Negative lateral flow but positive PCR explained
“The sensitivity of LFTs was therefore assessed by their ability to identify the same cases as the PCRs captured.
“However, it’s like comparing apples and oranges.”
The researchers pointed out that LFTs detect virus surface protein material and are very likely to give a positive result when a person is infectious.

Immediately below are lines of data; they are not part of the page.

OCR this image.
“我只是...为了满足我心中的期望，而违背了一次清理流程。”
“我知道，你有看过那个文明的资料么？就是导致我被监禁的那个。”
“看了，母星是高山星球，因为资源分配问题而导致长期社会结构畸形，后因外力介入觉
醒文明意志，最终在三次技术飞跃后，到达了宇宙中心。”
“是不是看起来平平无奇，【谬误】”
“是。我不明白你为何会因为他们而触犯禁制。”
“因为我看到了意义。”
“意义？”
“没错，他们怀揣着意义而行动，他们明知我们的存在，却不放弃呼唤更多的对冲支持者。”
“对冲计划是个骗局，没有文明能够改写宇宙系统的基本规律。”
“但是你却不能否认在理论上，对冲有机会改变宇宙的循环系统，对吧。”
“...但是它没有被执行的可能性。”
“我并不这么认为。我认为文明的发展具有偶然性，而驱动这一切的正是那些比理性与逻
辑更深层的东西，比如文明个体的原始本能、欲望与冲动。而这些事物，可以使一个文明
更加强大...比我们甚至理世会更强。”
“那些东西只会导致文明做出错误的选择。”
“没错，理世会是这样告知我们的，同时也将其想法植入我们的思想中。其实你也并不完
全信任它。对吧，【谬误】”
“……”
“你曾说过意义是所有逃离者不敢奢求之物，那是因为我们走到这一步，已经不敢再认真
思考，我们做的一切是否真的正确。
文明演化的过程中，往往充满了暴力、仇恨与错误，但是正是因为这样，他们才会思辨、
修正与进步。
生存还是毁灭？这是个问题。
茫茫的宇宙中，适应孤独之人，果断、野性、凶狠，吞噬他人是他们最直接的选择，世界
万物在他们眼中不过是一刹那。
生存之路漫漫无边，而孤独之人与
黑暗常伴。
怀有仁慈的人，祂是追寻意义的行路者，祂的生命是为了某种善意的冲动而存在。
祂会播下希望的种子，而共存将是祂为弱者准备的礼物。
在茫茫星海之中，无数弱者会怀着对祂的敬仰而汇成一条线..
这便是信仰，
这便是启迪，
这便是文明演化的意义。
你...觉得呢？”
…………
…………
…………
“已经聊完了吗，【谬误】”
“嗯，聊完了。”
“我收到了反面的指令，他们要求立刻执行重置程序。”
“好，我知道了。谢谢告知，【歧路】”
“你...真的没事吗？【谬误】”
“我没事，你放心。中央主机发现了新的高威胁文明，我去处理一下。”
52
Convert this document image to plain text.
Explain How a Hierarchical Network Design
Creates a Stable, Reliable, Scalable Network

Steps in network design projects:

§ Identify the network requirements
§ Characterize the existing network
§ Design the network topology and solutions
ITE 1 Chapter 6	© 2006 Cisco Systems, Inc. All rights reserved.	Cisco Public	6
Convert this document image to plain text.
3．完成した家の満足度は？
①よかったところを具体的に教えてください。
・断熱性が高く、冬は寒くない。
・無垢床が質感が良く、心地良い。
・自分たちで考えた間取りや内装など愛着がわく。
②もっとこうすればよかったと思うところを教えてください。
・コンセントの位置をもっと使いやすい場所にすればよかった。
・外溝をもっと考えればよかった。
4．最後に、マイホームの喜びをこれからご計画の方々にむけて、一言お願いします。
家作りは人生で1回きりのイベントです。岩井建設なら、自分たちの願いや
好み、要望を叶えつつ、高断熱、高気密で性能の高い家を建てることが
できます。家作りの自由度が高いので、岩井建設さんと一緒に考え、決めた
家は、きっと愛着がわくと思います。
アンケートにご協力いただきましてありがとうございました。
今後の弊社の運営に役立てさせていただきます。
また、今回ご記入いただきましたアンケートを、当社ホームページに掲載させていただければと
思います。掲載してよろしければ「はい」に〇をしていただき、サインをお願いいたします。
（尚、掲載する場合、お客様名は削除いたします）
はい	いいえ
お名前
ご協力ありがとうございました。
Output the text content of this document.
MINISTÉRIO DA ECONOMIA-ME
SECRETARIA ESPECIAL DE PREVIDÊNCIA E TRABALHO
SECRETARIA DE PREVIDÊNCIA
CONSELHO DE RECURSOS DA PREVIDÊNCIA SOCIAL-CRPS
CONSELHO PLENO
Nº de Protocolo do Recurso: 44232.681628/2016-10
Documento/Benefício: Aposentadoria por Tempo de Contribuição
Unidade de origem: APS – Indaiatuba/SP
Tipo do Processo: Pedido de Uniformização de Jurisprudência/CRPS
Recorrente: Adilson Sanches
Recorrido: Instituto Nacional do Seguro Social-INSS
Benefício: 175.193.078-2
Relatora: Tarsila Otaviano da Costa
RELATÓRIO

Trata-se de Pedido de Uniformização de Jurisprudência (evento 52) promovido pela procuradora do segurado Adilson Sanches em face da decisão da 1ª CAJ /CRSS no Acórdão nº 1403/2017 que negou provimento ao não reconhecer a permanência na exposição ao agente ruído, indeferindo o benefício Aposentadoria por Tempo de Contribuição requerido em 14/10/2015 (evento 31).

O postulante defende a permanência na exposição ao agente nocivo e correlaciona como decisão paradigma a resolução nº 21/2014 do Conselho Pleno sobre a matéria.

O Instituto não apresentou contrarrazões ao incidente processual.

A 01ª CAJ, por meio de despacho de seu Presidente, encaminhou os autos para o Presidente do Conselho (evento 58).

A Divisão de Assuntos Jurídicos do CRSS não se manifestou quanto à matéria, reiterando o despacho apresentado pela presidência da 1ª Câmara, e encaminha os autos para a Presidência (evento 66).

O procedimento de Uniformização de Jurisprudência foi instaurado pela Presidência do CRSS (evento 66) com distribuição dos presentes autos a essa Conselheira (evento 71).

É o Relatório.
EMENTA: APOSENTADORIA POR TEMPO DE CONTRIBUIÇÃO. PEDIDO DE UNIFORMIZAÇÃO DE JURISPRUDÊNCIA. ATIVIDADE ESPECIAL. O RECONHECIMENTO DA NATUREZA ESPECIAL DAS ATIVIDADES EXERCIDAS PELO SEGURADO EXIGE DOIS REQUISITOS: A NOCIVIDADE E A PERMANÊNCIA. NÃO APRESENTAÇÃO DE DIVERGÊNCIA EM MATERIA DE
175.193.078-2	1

Meanwhile, PCR tests detect the virus’s genetic material, which may be present for weeks after a person is no longer infectious.
Professor Michael Mina of the Harvard School of Public Health added: “It is very likely that if a person’s LFT is negative but their PCR is positive, it is because they are not at the stage of maximum transmission. “
The authors recognize that the sensitivity of lateral flows depends on sampling errors and the experience of the person performing the sampling and testing.
Professor Petersen added: “As LFTs are increasingly used in schools, workplaces and for admission to venues such as those used for large events, it is important that health and the public have clear information about the performance characteristics of the tests.
“We have shown that the absolute sensitivity to detect SARS-CoV-2 antigens is likely high with LFT.”